Noto quitting CFO post at NFL

Anthony Noto, the influential chief financial officer of the NFL, abruptly last week announced that he would return to Goldman Sachs, leaving a hole atop the NFL just months before the expiration of the league’s collective-bargaining agreement. Eric Grubman, who recruited Noto to the NFL, will assume the league’s CFO chores.

Noto quickly became an important executive after arriving at the NFL in early 2008, overseeing team financial planning, debt and even media talks. He, Commissioner Roger Goodell and chief labor negotiator Jeff Pash were the troika at the league most involved with the contentious labor talks.

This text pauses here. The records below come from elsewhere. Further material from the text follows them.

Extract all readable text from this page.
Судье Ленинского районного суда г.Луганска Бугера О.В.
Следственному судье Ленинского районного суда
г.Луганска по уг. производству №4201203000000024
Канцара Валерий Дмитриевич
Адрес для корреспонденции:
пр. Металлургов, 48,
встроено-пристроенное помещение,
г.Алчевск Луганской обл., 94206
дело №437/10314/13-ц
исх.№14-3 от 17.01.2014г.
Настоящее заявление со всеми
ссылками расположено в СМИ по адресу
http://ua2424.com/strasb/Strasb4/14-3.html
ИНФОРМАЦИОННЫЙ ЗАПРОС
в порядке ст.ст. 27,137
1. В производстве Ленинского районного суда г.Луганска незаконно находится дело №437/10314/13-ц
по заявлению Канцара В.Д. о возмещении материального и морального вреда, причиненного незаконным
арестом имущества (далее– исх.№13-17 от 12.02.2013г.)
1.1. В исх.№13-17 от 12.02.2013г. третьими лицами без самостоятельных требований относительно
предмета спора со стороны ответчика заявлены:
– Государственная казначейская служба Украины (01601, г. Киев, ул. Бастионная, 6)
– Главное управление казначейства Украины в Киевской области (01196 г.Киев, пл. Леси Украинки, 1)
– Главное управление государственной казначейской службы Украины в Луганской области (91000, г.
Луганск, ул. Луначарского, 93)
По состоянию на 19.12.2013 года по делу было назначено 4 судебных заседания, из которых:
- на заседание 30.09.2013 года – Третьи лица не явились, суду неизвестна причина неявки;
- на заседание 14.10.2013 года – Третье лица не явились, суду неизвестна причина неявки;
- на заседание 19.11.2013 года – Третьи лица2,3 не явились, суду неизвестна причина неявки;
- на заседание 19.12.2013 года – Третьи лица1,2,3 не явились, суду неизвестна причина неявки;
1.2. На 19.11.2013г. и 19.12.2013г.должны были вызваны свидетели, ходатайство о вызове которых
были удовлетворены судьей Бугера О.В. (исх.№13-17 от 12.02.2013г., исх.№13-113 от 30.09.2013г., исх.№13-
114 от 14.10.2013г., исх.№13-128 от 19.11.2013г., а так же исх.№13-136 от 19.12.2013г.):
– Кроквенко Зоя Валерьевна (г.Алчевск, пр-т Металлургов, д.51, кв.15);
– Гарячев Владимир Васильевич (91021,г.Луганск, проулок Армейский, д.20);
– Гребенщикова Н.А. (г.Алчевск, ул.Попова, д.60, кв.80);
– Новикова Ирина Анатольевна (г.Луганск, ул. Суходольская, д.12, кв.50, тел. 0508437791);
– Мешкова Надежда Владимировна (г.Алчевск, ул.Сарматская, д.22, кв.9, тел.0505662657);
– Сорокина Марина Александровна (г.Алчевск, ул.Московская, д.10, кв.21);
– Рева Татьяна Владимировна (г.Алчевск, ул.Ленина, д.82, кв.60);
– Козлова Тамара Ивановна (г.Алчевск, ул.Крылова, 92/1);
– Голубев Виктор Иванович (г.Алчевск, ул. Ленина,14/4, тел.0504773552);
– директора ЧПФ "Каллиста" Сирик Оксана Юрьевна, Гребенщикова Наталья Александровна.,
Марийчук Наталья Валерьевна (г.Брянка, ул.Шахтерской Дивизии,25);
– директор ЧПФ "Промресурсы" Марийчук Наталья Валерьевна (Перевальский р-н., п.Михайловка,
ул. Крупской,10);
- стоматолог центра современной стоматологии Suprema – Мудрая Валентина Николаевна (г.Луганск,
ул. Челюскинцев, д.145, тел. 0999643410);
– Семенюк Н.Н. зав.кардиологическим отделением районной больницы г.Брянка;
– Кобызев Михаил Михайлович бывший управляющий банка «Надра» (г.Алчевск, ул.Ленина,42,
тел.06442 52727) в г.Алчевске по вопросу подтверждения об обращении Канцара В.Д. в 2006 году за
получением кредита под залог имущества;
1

Grubman, who, as executive vice president of business operations, already has a full plate in overseeing marketing and human resources, will now have to be considered one of the most influential men in the sport.

While Noto left on his own accord, his departure did not come as a complete surprise to some insiders, according to numerous sources within the sport, and his exit will not necessarily be mourned in some circles. According to these sources, he failed to understand the famous internal maxim coined by the league’s legendary communications director Joe Browne: There are owners, and there is everyone else.

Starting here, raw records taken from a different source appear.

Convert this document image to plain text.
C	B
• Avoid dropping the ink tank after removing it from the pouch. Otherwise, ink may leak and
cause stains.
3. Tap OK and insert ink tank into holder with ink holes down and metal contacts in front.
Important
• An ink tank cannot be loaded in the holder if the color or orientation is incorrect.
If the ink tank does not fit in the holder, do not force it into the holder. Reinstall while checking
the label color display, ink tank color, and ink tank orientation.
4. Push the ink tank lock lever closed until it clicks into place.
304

A former Army officer, Noto, who was unavailable for comment last week, clashed with teams and, in particular, owners, who expect deference from officials at the league office. Even sources who supported Noto and what he was trying to accomplish in reducing team debt and preparing teams financially in the event of a lockout admitted that his style could ruffle feathers.

Noto’s departure also underscores the challenges that a league faces in recruiting from sectors like financial services that have highly compensated executives. Noto earned $853,000 in the period between April 1, 2008, and March 31, 2009, according to the NFL’s tax return. That amount is the least of the top executives listed on the league’s return.

Sources indicated Noto would be earning substantially more as co-head of media and entertainment at Goldman Sachs, a public company that can also offer stock options.

“You run that risk whenever you take someone out of the family [of sports],” said Cathy Griffin, a sports executive recruiter.

Sources who know Noto said he received a generous package from Goldman. His last day at the NFL is Oct. 4.

One team source friendly to Noto said that while it would have been preferable for him to stay through the end of the labor problems, he has set up internal structures and systems that will serve the sport well in his absence.

The same risk of departure is not seen with Grubman, also a Goldman alumnus. Grubman is a generation older than Noto, having been an investment banker at Goldman and co-president of Constellation Energy Group. He is committed to stay on through to the completion of a new CBA.

It was unclear last week whether the league ultimately will hire to fill the CFO position.